Метка смерти — страница 35 из 77

Сабина переварила замечание патера. Это высказывание могло бы прозвучать из уст ее сестры, которая жила с дочерьми в скромных условиях.

– Красиво сказано.

– И чтобы избежать этого, я стал священником.

– Вы сказали, что это ваша квартира, – повторила Сабина. – Это означает, что вы здесь живете?

Он кивнул:

– Так и есть. Так как для сестер каждый день проводится служба, священнику отвели собственную квартиру. Это нормально для монастыря такого размера с собственной церковью. К тому же я опекаю сестер, отвечаю, так сказать, за их душепопечение.

– И это все? – напрямую спросила Тина.

Он снисходительно улыбнулся.

– Честно говоря, нет! Но я живу здесь так уединенно, потому что учусь, – он взглянул на свой ноутбук, – и попутно пишу диссертацию.

– О чем? – поинтересовалась Сабина.

– Биоэтика, – ответил он и пояснил: – То есть представления мировых религий о том, насколько ответственно наука должна обходиться с жизнью.

Сабина кивнула.

– Как интересно! Давайте лучше поговорим о настоятельнице и тогдашних происшествиях. – Тина перешла непосредственно к теме визита. – Я слышала, что настоятельница была известна своей религиозной манией. Она знала о насилии над монахинями? Если да, как такое возможно?

Патер Михаэль Хасс развел руками.

– Официально никогда ничего не предпринималось, чтобы расследовать те случаи или прояснить слухи. А так как церковь замалчивала происшествия, а жертвы постарались вытеснить их из памяти, со временем реальность смешалась с дичайшими слухами. Я могу рассказать вам лишь то, что знаю.

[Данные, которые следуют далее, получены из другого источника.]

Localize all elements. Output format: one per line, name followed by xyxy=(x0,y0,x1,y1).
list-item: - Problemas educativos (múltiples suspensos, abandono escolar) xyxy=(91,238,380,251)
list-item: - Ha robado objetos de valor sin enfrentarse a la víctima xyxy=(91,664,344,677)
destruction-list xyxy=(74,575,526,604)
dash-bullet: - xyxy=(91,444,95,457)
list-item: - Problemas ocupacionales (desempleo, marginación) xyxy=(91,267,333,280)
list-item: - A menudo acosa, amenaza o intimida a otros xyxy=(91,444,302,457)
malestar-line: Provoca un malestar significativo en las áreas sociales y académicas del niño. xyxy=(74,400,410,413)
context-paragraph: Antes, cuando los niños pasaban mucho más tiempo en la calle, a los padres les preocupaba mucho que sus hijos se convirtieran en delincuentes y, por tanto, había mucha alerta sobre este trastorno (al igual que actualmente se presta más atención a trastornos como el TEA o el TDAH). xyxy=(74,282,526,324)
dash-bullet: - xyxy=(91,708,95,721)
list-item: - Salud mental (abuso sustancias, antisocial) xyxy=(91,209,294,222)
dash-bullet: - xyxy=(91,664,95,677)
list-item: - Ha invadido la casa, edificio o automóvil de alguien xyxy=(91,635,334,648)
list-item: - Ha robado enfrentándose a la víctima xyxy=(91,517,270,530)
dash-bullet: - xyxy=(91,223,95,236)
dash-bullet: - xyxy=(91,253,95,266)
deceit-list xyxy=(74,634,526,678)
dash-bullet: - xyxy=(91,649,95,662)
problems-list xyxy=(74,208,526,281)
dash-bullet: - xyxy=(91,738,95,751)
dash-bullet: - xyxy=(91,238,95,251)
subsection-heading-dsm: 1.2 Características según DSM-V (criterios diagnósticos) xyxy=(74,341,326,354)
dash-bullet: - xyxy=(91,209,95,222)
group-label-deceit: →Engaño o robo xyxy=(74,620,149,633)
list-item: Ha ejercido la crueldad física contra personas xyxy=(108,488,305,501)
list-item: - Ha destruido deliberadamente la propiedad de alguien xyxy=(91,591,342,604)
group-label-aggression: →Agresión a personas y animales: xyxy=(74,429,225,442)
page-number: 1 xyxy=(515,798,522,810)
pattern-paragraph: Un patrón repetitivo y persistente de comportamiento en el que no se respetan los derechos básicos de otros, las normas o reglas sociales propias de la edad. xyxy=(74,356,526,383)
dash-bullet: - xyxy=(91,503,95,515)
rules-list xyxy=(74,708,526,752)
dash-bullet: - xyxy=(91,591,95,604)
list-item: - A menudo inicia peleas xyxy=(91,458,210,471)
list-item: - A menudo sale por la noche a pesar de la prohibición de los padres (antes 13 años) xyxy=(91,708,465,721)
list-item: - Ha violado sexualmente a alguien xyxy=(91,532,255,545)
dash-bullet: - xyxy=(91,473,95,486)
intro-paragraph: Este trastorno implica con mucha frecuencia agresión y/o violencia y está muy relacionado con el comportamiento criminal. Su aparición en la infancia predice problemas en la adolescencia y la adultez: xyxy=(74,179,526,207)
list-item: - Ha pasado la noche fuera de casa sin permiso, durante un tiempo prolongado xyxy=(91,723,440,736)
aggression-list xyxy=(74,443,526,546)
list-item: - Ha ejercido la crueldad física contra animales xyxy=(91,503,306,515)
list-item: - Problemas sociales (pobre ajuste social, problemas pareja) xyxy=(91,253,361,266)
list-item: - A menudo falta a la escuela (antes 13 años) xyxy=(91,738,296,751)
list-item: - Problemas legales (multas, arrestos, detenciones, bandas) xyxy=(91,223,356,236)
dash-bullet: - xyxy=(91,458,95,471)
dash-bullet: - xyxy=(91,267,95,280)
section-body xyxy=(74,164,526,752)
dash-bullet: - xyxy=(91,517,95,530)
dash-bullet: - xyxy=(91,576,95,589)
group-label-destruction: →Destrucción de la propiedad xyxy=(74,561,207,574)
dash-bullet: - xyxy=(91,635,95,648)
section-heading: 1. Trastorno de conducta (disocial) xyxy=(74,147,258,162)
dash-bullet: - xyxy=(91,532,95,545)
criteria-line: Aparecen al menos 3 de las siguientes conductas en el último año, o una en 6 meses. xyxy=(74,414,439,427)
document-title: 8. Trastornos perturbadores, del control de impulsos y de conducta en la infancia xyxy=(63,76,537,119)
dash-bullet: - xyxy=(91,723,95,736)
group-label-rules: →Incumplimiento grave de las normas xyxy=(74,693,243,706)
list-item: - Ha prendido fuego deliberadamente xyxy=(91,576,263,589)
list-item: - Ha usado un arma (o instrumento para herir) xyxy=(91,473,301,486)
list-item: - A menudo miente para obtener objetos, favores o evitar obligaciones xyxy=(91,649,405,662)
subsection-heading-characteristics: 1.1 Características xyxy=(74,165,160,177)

– Пожалуйста. – Голос Тины по-прежнему звучал требовательно.

– Но сначала я должен прояснить одну вещь. Случаи сексуального насилия над монахинями были исключительно редкими.

– Чему вы уж точно рады, – дерзко заметила Тина.

Патер тяжело вздохнул.

– Прежде всего это касалось молодых женщин, которые жили тогда в нашем интернате, – умственно и физически отсталые девушки, высланные сюда в послевоенные годы. Это они на протяжении многих лет подвергались насилию.

– И руководство интерната ничего не предпринимало? – спросила Сабина.

– Интернат не был государственной школой, – объяснил патер. – Девушки находились под присмотром сестер, которым было дано право преподавать. В интернате было два школьных класса с собственными умывальнями и спальнями, но остальное время девочки проводили в монастыре с монахинями.

– Это не ответ на вопрос, – заявила Тина. – Если ходило столько слухов и так много людей знало о насилии, почему те случаи не расследовали?

Патер пожал плечами:

– При достаточном количестве денег можно устроить так, что тайны останутся тайнами.

– Вы можете конкретизировать?

– Я слышал, что тогдашнего шефа полиции Браунау подкупили – и некоторых других людей на высоких должностях.

– Например?

– Церковного и городского советников.

– Кого еще?

– Старого деревенского врача. Но, как я уже сказал, это только слухи. Некоторые женщины «необъяснимым образом» заражались сифилисом, что было бы равносильно скандалу, поэтому врачу якобы платили за то, чтобы эта информация не просочилась.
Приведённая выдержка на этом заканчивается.